Michigan lawmakers must redraw state election maps after the U.S. Supreme Court denied a plea to overturn an order to change the voting boundaries.

Plaintiffs charged that Black political strength in the Detroit area was diluted in violation of Section 2 of the Voting Rights Act. A three-judge panel in November determined that certain districts as drawn were unconstitutional.

The state filed an appeal on Jan. 4, but on Monday the nation’s high court refused to issue a stay. This means it will be back to the drawing board for Michigan legislators to produce electoral districts that are favored by Democrats.

Litigants believe lines were created to diminish the number of Black voters in several Detroit areas. The Michigan Independent CItizens Redistricting Commission was accused of using race as the primary factor in determining district boundaries.

Now that same commission is forced to redraw the maps to strengthen Black representation.

The original Detroit-area districts contained a voting-age Black population of 35-45%, with critics noting that one was as low as 19%. This was achieved despite the area’s residents being 80% Black.

An earlier filing against the districts was dismissed due to lack of evidence, but the latest action, which originated in August 2023, gained traction. However, the Secretary of State’s response that the order to redraw maps threatened this year’s primary election set for late summer fell on deaf ears.

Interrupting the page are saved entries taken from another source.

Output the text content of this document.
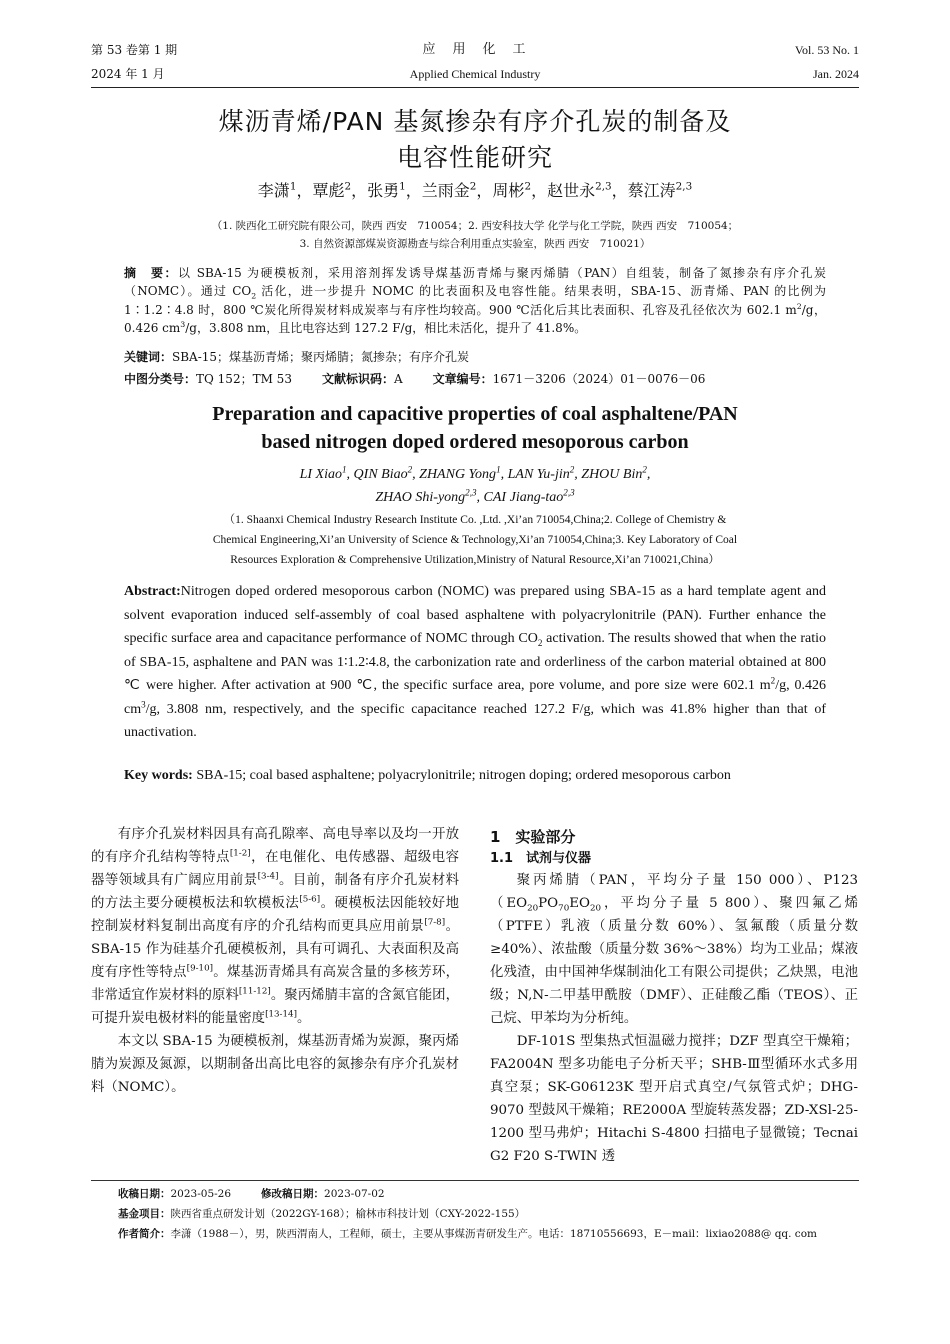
第 53 卷第 1 期
2024 年 1 月
应　用　化　工
Applied Chemical Industry
Vol. 53 No. 1
Jan. 2024
煤沥青烯/PAN 基氮掺杂有序介孔炭的制备及
电容性能研究
李潇$^1$，覃彪$^2$，张勇$^1$，兰雨金$^2$，周彬$^2$，赵世永$^{2,3}$，蔡江涛$^{2,3}$
（1. 陕西化工研究院有限公司，陕西 西安　710054；2. 西安科技大学 化学与化工学院，陕西 西安　710054；
3. 自然资源部煤炭资源勘查与综合利用重点实验室，陕西 西安　710021）
摘　要：以 SBA-15 为硬模板剂，采用溶剂挥发诱导煤基沥青烯与聚丙烯腈（PAN）自组装，制备了氮掺杂有序介孔炭（NOMC）。通过 $CO_2$ 活化，进一步提升 NOMC 的比表面积及电容性能。结果表明，SBA-15、沥青烯、PAN 的比例为 1∶1.2∶4.8 时，800 ℃炭化所得炭材料成炭率与有序性均较高。900 ℃活化后其比表面积、孔容及孔径依次为 602.1 $m^2/g$，0.426 $cm^3/g$，3.808 nm，且比电容达到 127.2 F/g，相比未活化，提升了 41.8%。
关键词：SBA-15；煤基沥青烯；聚丙烯腈；氮掺杂；有序介孔炭
中图分类号：TQ 152；TM 53	文献标识码：A	文章编号：1671－3206（2024）01－0076－06
Preparation and capacitive properties of coal asphaltene/PAN
based nitrogen doped ordered mesoporous carbon
LI Xiao$^1$, QIN Biao$^2$, ZHANG Yong$^1$, LAN Yu-jin$^2$, ZHOU Bin$^2$,
ZHAO Shi-yong$^{2,3}$, CAI Jiang-tao$^{2,3}$
（1. Shaanxi Chemical Industry Research Institute Co. ,Ltd. ,Xi’an 710054,China;2. College of Chemistry &
Chemical Engineering,Xi’an University of Science & Technology,Xi’an 710054,China;3. Key Laboratory of Coal
Resources Exploration & Comprehensive Utilization,Ministry of Natural Resource,Xi’an 710021,China）
Abstract:Nitrogen doped ordered mesoporous carbon (NOMC) was prepared using SBA-15 as a hard template agent and solvent evaporation induced self-assembly of coal based asphaltene with polyacrylonitrile (PAN). Further enhance the specific surface area and capacitance performance of NOMC through $CO_2$ activation. The results showed that when the ratio of SBA-15, asphaltene and PAN was 1∶1.2∶4.8, the carbonization rate and orderliness of the carbon material obtained at 800 ℃ were higher. After activation at 900 ℃, the specific surface area, pore volume, and pore size were 602.1 $m^2/g$, 0.426 $cm^3/g$, 3.808 nm, respectively, and the specific capacitance reached 127.2 F/g, which was 41.8% higher than that of unactivation.
Key words: SBA-15; coal based asphaltene; polyacrylonitrile; nitrogen doping; ordered mesoporous carbon

有序介孔炭材料因具有高孔隙率、高电导率以及均一开放的有序介孔结构等特点[1-2]，在电催化、电传感器、超级电容器等领域具有广阔应用前景[3-4]。目前，制备有序介孔炭材料的方法主要分硬模板法和软模板法[5-6]。硬模板法因能较好地控制炭材料复制出高度有序的介孔结构而更具应用前景[7-8]。SBA-15 作为硅基介孔硬模板剂，具有可调孔、大表面积及高度有序性等特点[9-10]。煤基沥青烯具有高炭含量的多核芳环，非常适宜作炭材料的原料[11-12]。聚丙烯腈丰富的含氮官能团，可提升炭电极材料的能量密度[13-14]。

本文以 SBA-15 为硬模板剂，煤基沥青烯为炭源，聚丙烯腈为炭源及氮源，以期制备出高比电容的氮掺杂有序介孔炭材料（NOMC）。

1　实验部分
1.1　试剂与仪器

聚丙烯腈（PAN，平均分子量 150 000）、$P123(EO_{20}PO_{70}EO_{20}$，平均分子量 5 800）、聚四氟乙烯（PTFE）乳液（质量分数 60%）、氢氟酸（质量分数≥40%）、浓盐酸（质量分数 36%～38%）均为工业品；煤液化残渣，由中国神华煤制油化工有限公司提供；乙炔黑，电池级；N,N-二甲基甲酰胺（DMF）、正硅酸乙酯（TEOS）、正己烷、甲苯均为分析纯。

DF-101S 型集热式恒温磁力搅拌；DZF 型真空干燥箱；FA2004N 型多功能电子分析天平；SHB-Ⅲ型循环水式多用真空泵；SK-G06123K 型开启式真空/气氛管式炉；DHG-9070 型鼓风干燥箱；RE2000A 型旋转蒸发器；ZD-XSl-25-1200 型马弗炉；Hitachi S-4800 扫描电子显微镜；Tecnai G2 F20 S-TWIN 透

收稿日期：2023-05-26	修改稿日期：2023-07-02
基金项目：陕西省重点研发计划（2022GY-168）；榆林市科技计划（CXY-2022-155）
作者简介：李潇（1988－），男，陕西渭南人，工程师，硕士，主要从事煤沥青研发生产。电话：18710556693，E－mail：lixiao2088@ qq. com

Now, seven state House districts that see voting this year are to be satisfactorily redrawn by election time. Six state Senate districts are not up for reelection until 2026, so a later deadline was set for them to be reconfigured.

A draft map is to be completed by Feb. 2 with the final deadline set for March 29.

The result will likely be a set of Detroit area districts that are dominated by Democrats. David Dulio, a political science professor at Michigan’s Oakland University, noted there will likely be a spillover effect in the city’s suburbs.

Dulio explained, “You could see these districts, or even a subset of them, really be where the fight for control of the state House is.”

Michigan Democrats have full control of the state government for the first time in four decades after flipping the House and Senate in 2022. Many in the party believe their success was due in part to maps redrawn by the commission.

But complaints arose when the number of Black lawmakers in the state legislature fell from 20 to 17.